I have a lambda that is subscribed to an SQS queue to process messages. The message volume is very high.

Problem: The queue grows very quickly, and the lambda function does not scale-out to process the messages fast enough. The concurrent lambda executions goes up to only 20 to 25, even though I have a remaining quota of 950 or more un-used lambda executions. Why is it not spinning up more lambda to process my queue faster? Is this configurable?

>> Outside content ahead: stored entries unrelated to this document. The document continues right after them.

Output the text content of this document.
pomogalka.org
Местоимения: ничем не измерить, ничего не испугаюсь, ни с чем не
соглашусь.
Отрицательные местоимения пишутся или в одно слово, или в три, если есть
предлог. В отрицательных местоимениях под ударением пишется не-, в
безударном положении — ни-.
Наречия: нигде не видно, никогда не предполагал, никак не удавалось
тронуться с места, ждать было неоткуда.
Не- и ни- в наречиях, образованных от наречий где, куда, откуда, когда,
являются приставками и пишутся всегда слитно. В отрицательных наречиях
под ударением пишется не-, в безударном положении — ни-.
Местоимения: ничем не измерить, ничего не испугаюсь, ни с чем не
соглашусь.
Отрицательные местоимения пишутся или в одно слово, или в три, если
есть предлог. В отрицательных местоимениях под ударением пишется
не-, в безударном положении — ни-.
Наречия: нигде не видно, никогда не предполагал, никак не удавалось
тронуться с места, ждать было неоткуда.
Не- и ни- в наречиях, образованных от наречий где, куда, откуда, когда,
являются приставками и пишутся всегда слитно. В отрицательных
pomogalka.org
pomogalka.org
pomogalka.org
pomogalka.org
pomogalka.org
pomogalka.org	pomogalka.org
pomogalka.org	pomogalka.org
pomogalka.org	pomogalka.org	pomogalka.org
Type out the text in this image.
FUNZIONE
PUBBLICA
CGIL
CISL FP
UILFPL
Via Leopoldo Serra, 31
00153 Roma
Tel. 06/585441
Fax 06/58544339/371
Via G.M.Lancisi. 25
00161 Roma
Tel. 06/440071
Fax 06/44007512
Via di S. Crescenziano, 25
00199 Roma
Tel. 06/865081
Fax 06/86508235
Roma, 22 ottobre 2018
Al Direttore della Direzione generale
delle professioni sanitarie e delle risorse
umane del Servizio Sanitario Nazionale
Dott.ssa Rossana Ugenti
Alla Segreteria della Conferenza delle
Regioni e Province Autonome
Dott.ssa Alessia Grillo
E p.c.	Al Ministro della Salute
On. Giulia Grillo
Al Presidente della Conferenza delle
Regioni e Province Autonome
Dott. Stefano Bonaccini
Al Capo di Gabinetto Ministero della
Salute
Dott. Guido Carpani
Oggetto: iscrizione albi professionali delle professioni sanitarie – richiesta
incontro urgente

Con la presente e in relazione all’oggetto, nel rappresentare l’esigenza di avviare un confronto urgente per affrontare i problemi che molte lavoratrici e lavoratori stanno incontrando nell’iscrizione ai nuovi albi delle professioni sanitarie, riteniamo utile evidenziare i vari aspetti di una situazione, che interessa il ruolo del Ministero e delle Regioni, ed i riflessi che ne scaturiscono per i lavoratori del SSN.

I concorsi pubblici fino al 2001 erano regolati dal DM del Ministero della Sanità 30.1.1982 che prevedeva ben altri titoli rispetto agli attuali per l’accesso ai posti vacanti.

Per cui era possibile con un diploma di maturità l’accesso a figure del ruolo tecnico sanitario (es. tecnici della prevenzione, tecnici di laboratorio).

This is an issue in my application because I am using a standard SQS queue, which provides no ordering guarantee. So, sometimes I see unlucky messages get suck in the queue for hours, whereas some messages are processed in less than one minute. (As an aside, I'm quite shocked that the queue can be processed in such a random order. Even though there is no ordering guarantee, I would not have expected it to be this bad).

2
Are you using a VPC?Brandon Schabell
No, the lambda is not using VPCJames Wierzba

2 Answers

4
votes

The problem was the memory allocation of the lambda function. I had naively left it as the default of 128MB. Changing this to 2048MB completely resolved the issue. The lambda now has no issues keeping up with high volumes of SQS messages.

1
votes

Regarding SQS, you didn't say what region you are using but SQS does have a FIFO option in come regions.

FIFO queues are available in the US East (N. Virginia), US East (Ohio), US West (Oregon), EU (Ireland), Asia Pacific (Sydney), and Asia Pacific (Tokyo) regions. FIFO queues have all the capabilities of the standard queue.

Regarding Lambda concurrency, It sounds like you are running out of IP addresses in the subnet you're using. This would only apply if you're using a VPC.

If your function connects to VPC based resources, you must make sure your subnets have adequate address capacity to support the ENI scaling requirements of your function. You can estimate the approximate ENI capacity with the following formula:

Concurrent executions * (Memory in GB / 3 GB)

Where:

Concurrent execution – This is the projected concurrency of your workload. Use the information in Understanding Scaling Behavior to determine this value.

Memory in GB – The amount of memory you configured for your Lambda function.

You can set the concurrent execution limit for a function to match the subnet size limits you have.